Bombay is stripped off its glamour, riches, beaches, skylines and we are taken to Shuklaji Street, to Rashid’s opium den, and are impelled to see the other side of Bombay.
“I found Bombay and opium, the drug and the city, the city of opium and the drug Bombay.”
The narrator of this story is an opium pipe – a pipe older than life itself.
The story is both simple and complex at the same time; simple because of its unfussy structure and complicated because of its knotty characters – the lives they lead, the dilemmas they face and the contexts that led them into being what they are now – opium addicts.
Narcopolis is a maze of human temperaments, which if grasped, will surely move your heart.
It begins with Dimple, a hijra pipeman at Rashid’s, who is prettier than most women; about how she was castrated before the age of 10 and compelled to become a eunuch; how she was forced to sell her body in order to live; how she was drawn towards opium and the solace it gave her and how she came to become a pipeman at Rashid’s.

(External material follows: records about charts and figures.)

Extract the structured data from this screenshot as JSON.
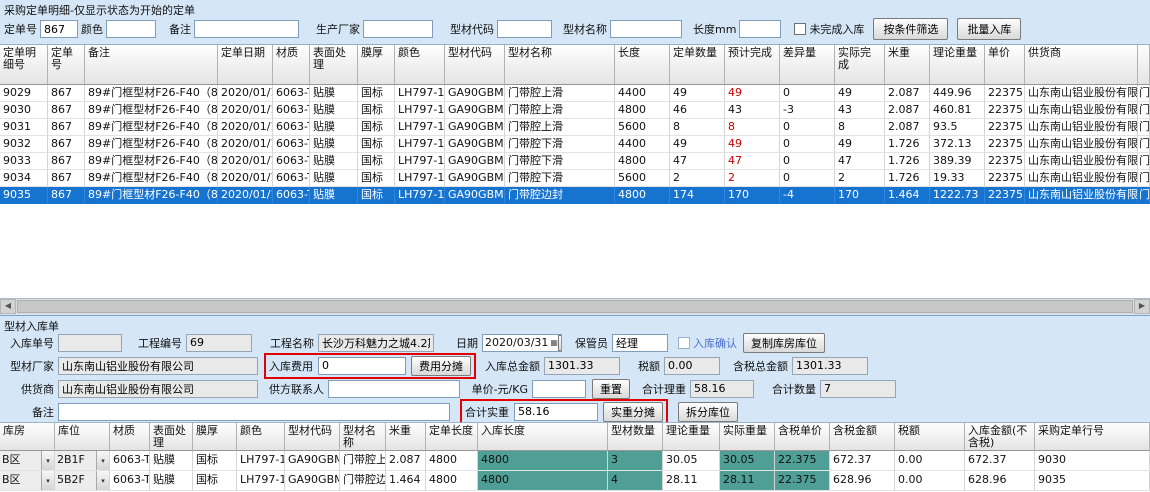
{
  "colors": {
    "selected_row": "#1673cf",
    "teal_highlight": "#4f9f96",
    "red_text": "#c80000",
    "red_box": "#e30000",
    "confirm_label_blue": "#4a6fd0"
  },
  "top": {
    "title": "采购定单明细-仅显示状态为开始的定单",
    "filters": {
      "order_no_label": "定单号",
      "order_no": "867",
      "color_label": "颜色",
      "color": "",
      "remark_label": "备注",
      "remark": "",
      "factory_label": "生产厂家",
      "factory": "",
      "code_label": "型材代码",
      "code": "",
      "name_label": "型材名称",
      "name": "",
      "length_label": "长度mm",
      "length": "",
      "unfinished_label": "未完成入库",
      "filter_button": "按条件筛选",
      "batch_button": "批量入库"
    },
    "table": {
      "headers": [
        "定单明细号",
        "定单号",
        "备注",
        "定单日期",
        "材质",
        "表面处理",
        "膜厚",
        "颜色",
        "型材代码",
        "型材名称",
        "长度",
        "定单数量",
        "预计完成",
        "差异量",
        "实际完成",
        "米重",
        "理论重量",
        "单价",
        "供货商"
      ],
      "clipped_col_text": "门",
      "rows": [
        {
          "cells": [
            "9029",
            "867",
            "89#门框型材F26-F40（866+867）",
            "2020/01/13",
            "6063-T5",
            "贴膜",
            "国标",
            "LH797-1LL0",
            "GA90GBM03",
            "门带腔上滑",
            "4400",
            "49",
            "49",
            "0",
            "49",
            "2.087",
            "449.96",
            "22375",
            "山东南山铝业股份有限公司"
          ],
          "expected_red": true,
          "selected": false
        },
        {
          "cells": [
            "9030",
            "867",
            "89#门框型材F26-F40（866+867）",
            "2020/01/13",
            "6063-T5",
            "贴膜",
            "国标",
            "LH797-1LL0",
            "GA90GBM03",
            "门带腔上滑",
            "4800",
            "46",
            "43",
            "-3",
            "43",
            "2.087",
            "460.81",
            "22375",
            "山东南山铝业股份有限公司"
          ],
          "expected_red": false,
          "selected": false
        },
        {
          "cells": [
            "9031",
            "867",
            "89#门框型材F26-F40（866+867）",
            "2020/01/13",
            "6063-T5",
            "贴膜",
            "国标",
            "LH797-1LL0",
            "GA90GBM03",
            "门带腔上滑",
            "5600",
            "8",
            "8",
            "0",
            "8",
            "2.087",
            "93.5",
            "22375",
            "山东南山铝业股份有限公司"
          ],
          "expected_red": true,
          "selected": false
        },
        {
          "cells": [
            "9032",
            "867",
            "89#门框型材F26-F40（866+867）",
            "2020/01/13",
            "6063-T5",
            "贴膜",
            "国标",
            "LH797-1LL0",
            "GA90GBM04",
            "门带腔下滑",
            "4400",
            "49",
            "49",
            "0",
            "49",
            "1.726",
            "372.13",
            "22375",
            "山东南山铝业股份有限公司"
          ],
          "expected_red": true,
          "selected": false
        },
        {
          "cells": [
            "9033",
            "867",
            "89#门框型材F26-F40（866+867）",
            "2020/01/13",
            "6063-T5",
            "贴膜",
            "国标",
            "LH797-1LL0",
            "GA90GBM04",
            "门带腔下滑",
            "4800",
            "47",
            "47",
            "0",
            "47",
            "1.726",
            "389.39",
            "22375",
            "山东南山铝业股份有限公司"
          ],
          "expected_red": true,
          "selected": false
        },
        {
          "cells": [
            "9034",
            "867",
            "89#门框型材F26-F40（866+867）",
            "2020/01/13",
            "6063-T5",
            "贴膜",
            "国标",
            "LH797-1LL0",
            "GA90GBM04",
            "门带腔下滑",
            "5600",
            "2",
            "2",
            "0",
            "2",
            "1.726",
            "19.33",
            "22375",
            "山东南山铝业股份有限公司"
          ],
          "expected_red": true,
          "selected": false
        },
        {
          "cells": [
            "9035",
            "867",
            "89#门框型材F26-F40（866+867）",
            "2020/01/13",
            "6063-T5",
            "贴膜",
            "国标",
            "LH797-1LL0",
            "GA90GBM05",
            "门带腔边封",
            "4800",
            "174",
            "170",
            "-4",
            "170",
            "1.464",
            "1222.73",
            "22375",
            "山东南山铝业股份有限公司"
          ],
          "expected_red": false,
          "selected": true
        }
      ]
    }
  },
  "bottom": {
    "section_title": "型材入库单",
    "form": {
      "inbound_no_label": "入库单号",
      "inbound_no": "",
      "project_no_label": "工程编号",
      "project_no": "69",
      "project_name_label": "工程名称",
      "project_name": "长沙万科魅力之城4.2期",
      "date_label": "日期",
      "date": "2020/03/31",
      "keeper_label": "保管员",
      "keeper": "经理",
      "confirm_label": "入库确认",
      "copy_button": "复制库房库位",
      "factory_label": "型材厂家",
      "factory": "山东南山铝业股份有限公司",
      "fee_label": "入库费用",
      "fee": "0",
      "fee_button": "费用分摊",
      "total_label": "入库总金额",
      "total": "1301.33",
      "tax_label": "税额",
      "tax": "0.00",
      "tax_total_label": "含税总金额",
      "tax_total": "1301.33",
      "supplier_label": "供货商",
      "supplier": "山东南山铝业股份有限公司",
      "contact_label": "供方联系人",
      "contact": "",
      "unit_price_label": "单价-元/KG",
      "unit_price": "",
      "reset_button": "重置",
      "theory_label": "合计理重",
      "theory": "58.16",
      "qty_label": "合计数量",
      "qty": "7",
      "remark_label": "备注",
      "remark": "",
      "actual_label": "合计实重",
      "actual": "58.16",
      "actual_button": "实重分摊",
      "split_button": "拆分库位"
    },
    "table": {
      "headers": [
        "库房",
        "库位",
        "材质",
        "表面处理",
        "膜厚",
        "颜色",
        "型材代码",
        "型材名称",
        "米重",
        "定单长度",
        "入库长度",
        "型材数量",
        "理论重量",
        "实际重量",
        "含税单价",
        "含税金额",
        "税额",
        "入库金额(不含税)",
        "采购定单行号"
      ],
      "highlight_cols": [
        10,
        11,
        13,
        14
      ],
      "rows": [
        {
          "cells": [
            "B区",
            "2B1F",
            "6063-T5",
            "贴膜",
            "国标",
            "LH797-1LL0",
            "GA90GBM03",
            "门带腔上滑",
            "2.087",
            "4800",
            "4800",
            "3",
            "30.05",
            "30.05",
            "22.375",
            "672.37",
            "0.00",
            "672.37",
            "9030"
          ]
        },
        {
          "cells": [
            "B区",
            "5B2F",
            "6063-T5",
            "贴膜",
            "国标",
            "LH797-1LL0",
            "GA90GBM05",
            "门带腔边封",
            "1.464",
            "4800",
            "4800",
            "4",
            "28.11",
            "28.11",
            "22.375",
            "628.96",
            "0.00",
            "628.96",
            "9035"
          ]
        }
      ]
    }
  }
}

We are also told about Mr. Lee, the Chinaman, his childhood in China, his perils during the war, his journey to India and his addiction to opium; about Rashid, the owner of the chandukhana, his journey from being a small-time peddler to becoming an entrepreneur, his addiction to opium and then to heroin; about Rumi, a regular at Rashid’s and his tryst with rehab.

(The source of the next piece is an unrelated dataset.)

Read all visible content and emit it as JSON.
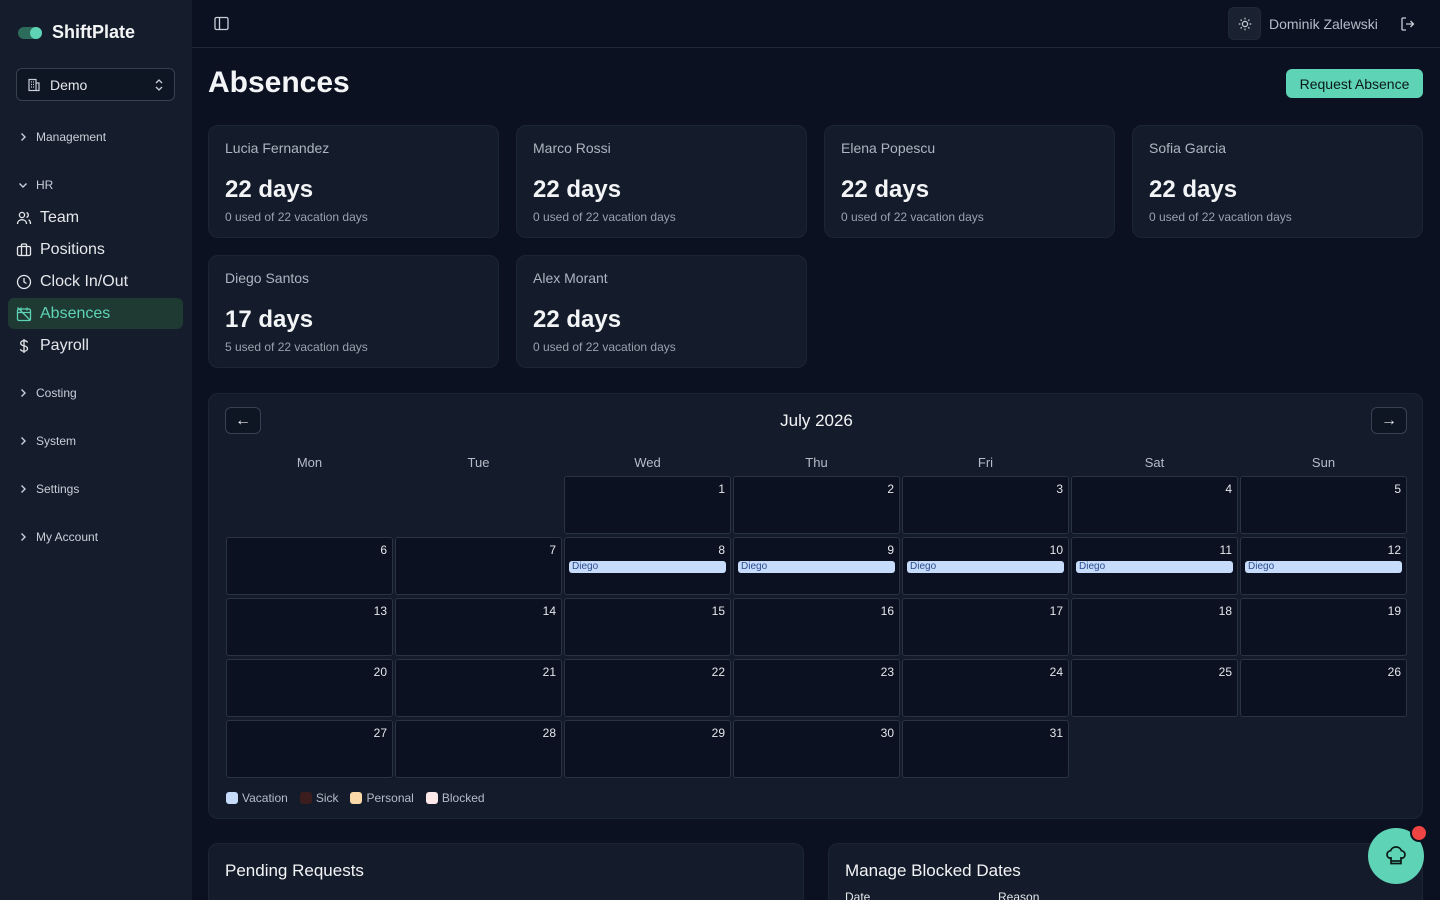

There are many more such characters figuring in the book and all of them share a common premise – they are addicted to opium.
Narcopolis is the journey of Bombay from 1970s to 2000s. Justifying the title, this voyage is detailed in terms of the addictions – first opium, then garad heroin and then cocaine; chandukhanas like Rashid’s then, and now the bars and nightclubs.
The habits have changed, the addictions have changed, even the name has changed, but Bombay, at its heart, is still the same; its citizens are still the same.
This book is a must-have on your bookshelves.
The poetic beauty of Jeet’s writing style is splendid. The detail with which the characters are brought to life, in limited words, is praiseworthy.
I’ve never seen a stronger character build-up. If you need another reason to read this, it was nominated for the Man Booker prize in 2012.